A group of activists brought a toilet to the state Capitol today as an "award" for Republican Representative Carl Seel.
Seel's assistant at the House of Representatives refused to accept the award, which Citizens for a Better Arizona brought in response to Seel's introduction of a bill that would make it a crime for undocumented people to use "any public resource," including highways, public schools, or, perhaps, public restrooms.
House Bill 2192 says the bill would apply only to people if "any . . . operation of law" has determined that the person is not lawfully present in the state. Seel has argued that this would apply only to people already subject to court proceedings.
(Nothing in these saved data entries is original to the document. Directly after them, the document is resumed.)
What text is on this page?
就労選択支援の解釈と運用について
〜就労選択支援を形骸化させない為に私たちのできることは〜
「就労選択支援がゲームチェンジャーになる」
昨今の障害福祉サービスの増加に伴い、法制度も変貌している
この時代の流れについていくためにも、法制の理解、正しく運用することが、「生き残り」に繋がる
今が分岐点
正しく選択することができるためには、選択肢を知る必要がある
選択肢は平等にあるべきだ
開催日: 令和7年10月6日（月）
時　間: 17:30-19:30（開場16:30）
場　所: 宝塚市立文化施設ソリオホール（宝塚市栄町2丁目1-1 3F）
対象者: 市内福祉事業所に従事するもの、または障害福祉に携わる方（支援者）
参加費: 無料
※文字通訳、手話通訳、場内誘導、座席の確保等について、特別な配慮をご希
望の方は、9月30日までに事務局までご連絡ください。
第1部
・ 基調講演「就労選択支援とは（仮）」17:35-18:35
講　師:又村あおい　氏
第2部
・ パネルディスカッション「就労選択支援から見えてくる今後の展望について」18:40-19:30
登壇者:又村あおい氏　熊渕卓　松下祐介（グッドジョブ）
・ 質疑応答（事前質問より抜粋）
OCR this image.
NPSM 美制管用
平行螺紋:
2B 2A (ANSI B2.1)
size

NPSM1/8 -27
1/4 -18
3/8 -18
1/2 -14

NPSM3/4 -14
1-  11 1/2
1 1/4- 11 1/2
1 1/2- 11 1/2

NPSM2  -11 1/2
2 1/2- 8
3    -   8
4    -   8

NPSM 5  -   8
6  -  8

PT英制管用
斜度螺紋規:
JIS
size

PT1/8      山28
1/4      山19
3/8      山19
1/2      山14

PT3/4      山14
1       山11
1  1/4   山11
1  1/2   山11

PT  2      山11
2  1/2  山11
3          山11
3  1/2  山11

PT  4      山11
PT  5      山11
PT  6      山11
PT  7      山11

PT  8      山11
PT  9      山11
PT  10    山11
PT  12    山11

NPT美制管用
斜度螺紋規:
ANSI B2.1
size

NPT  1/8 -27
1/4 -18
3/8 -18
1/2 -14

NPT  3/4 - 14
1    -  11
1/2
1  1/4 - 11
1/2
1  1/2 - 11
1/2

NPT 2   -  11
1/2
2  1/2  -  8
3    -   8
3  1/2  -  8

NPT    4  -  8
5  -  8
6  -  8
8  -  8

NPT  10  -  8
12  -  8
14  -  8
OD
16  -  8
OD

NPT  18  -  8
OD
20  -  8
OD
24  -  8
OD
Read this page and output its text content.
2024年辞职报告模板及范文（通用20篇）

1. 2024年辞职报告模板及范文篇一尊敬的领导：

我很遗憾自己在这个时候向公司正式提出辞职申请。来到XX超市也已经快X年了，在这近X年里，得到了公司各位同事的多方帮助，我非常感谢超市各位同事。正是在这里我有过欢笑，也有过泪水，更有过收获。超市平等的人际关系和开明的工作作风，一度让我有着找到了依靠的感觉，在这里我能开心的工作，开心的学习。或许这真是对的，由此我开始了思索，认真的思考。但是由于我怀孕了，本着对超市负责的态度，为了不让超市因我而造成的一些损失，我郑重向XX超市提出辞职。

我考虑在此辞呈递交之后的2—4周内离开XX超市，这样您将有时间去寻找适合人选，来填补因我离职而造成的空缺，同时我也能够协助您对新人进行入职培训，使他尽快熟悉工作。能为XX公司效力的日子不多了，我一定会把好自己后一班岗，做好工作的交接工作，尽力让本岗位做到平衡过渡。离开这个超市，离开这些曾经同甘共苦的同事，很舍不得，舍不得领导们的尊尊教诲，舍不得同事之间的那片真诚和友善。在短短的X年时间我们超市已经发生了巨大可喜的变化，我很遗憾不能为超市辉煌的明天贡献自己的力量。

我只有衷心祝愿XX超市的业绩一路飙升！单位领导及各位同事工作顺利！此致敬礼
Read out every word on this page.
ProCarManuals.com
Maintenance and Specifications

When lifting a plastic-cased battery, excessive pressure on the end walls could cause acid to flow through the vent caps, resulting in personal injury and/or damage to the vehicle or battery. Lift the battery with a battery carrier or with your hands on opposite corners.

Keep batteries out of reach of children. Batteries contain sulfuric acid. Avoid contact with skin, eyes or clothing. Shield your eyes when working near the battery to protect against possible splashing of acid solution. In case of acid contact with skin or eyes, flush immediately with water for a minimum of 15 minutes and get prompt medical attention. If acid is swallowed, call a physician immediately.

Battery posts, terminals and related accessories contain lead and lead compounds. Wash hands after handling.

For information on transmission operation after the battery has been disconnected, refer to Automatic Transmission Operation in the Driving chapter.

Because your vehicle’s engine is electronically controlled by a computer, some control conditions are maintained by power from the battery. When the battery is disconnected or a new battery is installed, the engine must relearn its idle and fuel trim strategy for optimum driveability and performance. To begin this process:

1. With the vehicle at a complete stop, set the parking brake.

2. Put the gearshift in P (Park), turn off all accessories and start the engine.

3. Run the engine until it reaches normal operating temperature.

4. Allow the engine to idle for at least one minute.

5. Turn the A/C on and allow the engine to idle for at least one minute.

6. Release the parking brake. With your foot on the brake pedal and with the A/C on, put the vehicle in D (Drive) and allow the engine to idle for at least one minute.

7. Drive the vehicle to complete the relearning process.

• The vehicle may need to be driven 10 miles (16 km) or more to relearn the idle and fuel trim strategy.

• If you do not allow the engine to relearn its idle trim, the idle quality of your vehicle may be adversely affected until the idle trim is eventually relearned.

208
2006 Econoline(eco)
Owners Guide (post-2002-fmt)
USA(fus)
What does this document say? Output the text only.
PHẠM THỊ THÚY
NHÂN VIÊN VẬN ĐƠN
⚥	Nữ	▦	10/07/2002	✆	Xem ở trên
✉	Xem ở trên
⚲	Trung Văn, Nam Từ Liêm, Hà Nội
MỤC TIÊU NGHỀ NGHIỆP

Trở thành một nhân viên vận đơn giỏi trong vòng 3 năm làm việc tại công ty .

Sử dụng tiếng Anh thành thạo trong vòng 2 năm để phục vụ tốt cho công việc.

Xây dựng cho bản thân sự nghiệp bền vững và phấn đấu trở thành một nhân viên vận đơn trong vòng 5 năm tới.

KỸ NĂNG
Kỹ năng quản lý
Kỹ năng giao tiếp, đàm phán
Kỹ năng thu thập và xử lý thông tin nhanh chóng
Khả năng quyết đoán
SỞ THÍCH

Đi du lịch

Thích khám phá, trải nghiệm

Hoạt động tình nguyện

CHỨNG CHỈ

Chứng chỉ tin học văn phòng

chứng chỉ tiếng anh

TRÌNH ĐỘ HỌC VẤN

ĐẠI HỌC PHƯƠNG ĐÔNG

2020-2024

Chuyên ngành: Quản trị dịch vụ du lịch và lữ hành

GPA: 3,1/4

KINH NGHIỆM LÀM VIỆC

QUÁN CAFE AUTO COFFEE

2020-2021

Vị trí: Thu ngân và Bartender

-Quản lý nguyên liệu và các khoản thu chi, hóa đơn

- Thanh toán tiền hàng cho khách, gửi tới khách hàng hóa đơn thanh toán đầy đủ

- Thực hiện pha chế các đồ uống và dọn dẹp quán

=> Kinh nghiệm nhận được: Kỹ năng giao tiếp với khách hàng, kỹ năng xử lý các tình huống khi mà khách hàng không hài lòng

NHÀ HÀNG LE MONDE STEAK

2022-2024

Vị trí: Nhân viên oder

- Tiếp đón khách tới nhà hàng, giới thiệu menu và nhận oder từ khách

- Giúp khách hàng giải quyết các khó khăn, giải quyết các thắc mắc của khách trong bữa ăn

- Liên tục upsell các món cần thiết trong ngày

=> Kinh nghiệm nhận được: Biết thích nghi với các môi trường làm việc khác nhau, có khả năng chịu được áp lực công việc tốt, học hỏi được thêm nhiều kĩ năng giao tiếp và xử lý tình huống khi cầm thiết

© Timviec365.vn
Beto Soto, of Citizens for a Better Arizona, says the language is vague and doesn't really specify which undocumented immigrants it would apply to.
Soto and more than a dozen others brought the toilet to the House of Representatives today, naming the award the "Russell Pearce Extremist Award" -- in honor of the former Senate President whose recall in 2011 was championed by Citizens for a Better Arizona.
Thus, Soto said the toilet award was a symbol that Seel still needed to "learn a lesson about hateful anti-Latino legislation."
Unfortunately, Seel's assistant wouldn't accept the award for him, and Capitol police threatened to cite activists for littering if they left it there, so Seel won't be getting his toilet.